Finding Accessibility: Tips for Disabled House Hunters

March 5, 2020
photo by Pixabay

photo by Pixabay

MyFolsom.com is proud to present this article from guest blogger Patrick Young 

Living with a disability doesn’t have to mean living with limitations these days. There have been
many advances in technology that have made things easier for individuals who have mobility
issues.

However, finding the right home for your needs can be a challenge. There are so many
things to consider, from making sure your safety is a priority to staying on budget with
modifications, and it can be a stressful process to go through.

One of the best ways to get started is to make a list of the things you’ll need in a home. Think
about your mobility, what kind of counter space you need, and how much room you’ll want to
have in the areas you use most. If you use a wheelchair or other equipment, the doorways have to
be a certain width for your safety, and a ramp may be necessary if there are steps outside. These
details add up, so writing them down may be helpful in keeping track of them all.

Here are a few things to consider when you’re looking for an accessible home.

Write Down Your Needs

When you’re living with a disability, it’s important to think about what your daily needs will be,
both now and in the future. Buying a new home means looking into the future a bit and thinking
ahead. For instance, will you have safety issues in the bathroom as you get older? If so, installing

a grab bar or step-in shower may be necessary. Write down what your current needs are and
think about how they might change a few years from now. Also, talk to your doctor about the
best ways to stay safe and comfortable according to your specific abilities.

Factor in Safety and Security

Your safety and security are crucial, so it’s a good idea to make an appointment to have the locks
changed in your new home as soon as possible. By making sure you’re the only one with a set of
keys to your house, you can rest easy while feeling comfortable and secure. Keep this in mind
when setting a budget for the move, as changing locks costs between $30 to $300 on average.

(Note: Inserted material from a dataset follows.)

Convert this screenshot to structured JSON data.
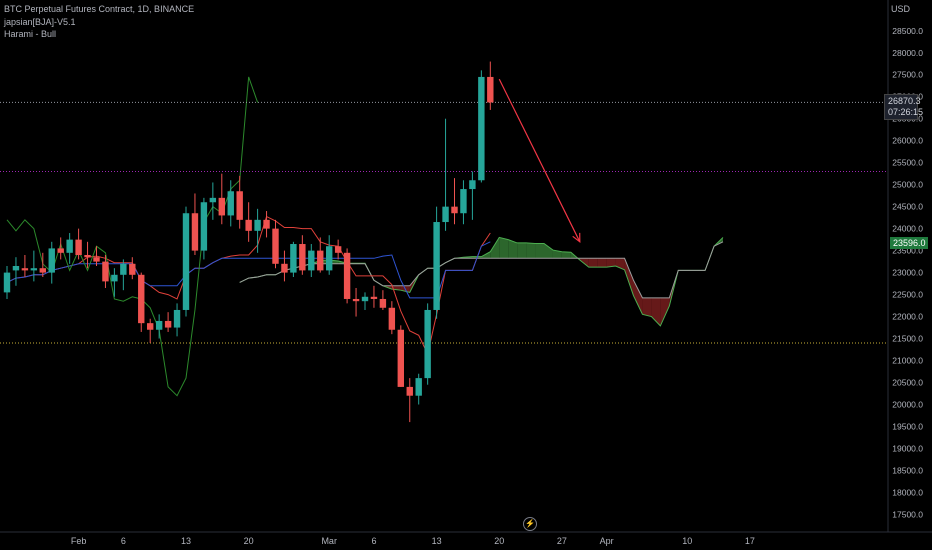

If your new home doesn’t have a fence in the backyard, make sure to budget for this as well, as
having a fence can provide security and privacy. It can cost anywhere between $1,674 and
$3,987 to have a wood fence installed. This includes the cost of lumber, which can be $7 to $15
per foot, and labor, which averages $10 to $30 per foot.

Have the Property Cleaned

Hiring someone to come in and give your new home a thorough cleaning will give you peace of
mind that the house is healthy and safe, so think about the best way to go about it. There are
likely many local cleaning services that will make sure everything is cleaned and tidied up before
you begin this exciting new chapter of your life (these companies usually charge $30 – $60 an
hour). You can also go through and make sure things like the gutters, drains, and air filters are
clean. Not only will this allow you to get things on track before you move in, but it will also help
you get acquainted with all the aspects of your home that will require maintenance down the
road.

Think About Mods

Home modifications can be simple or extensive, cheap or pricey, DIY or contractor-led.
Depending on what your specific needs are, there are many different changes you can make to
your home that will help you stay safe and comfortable for years to come. Common mods
include widening doorways, changing out the bathtub for a step-in shower, lowering counter tops,
and switching out cabinet door knobs for easy-to-grasp handles or levers.

Finding an accessible home can take quite a bit of time, so give yourself some leeway, especially
if you know you need to be out of your current place by a particular date. The search is only part
of it; even if you find a great home, you may still need to make changes to make it livable and
safe. With a good plan, you can ensure that your new house meets all your needs.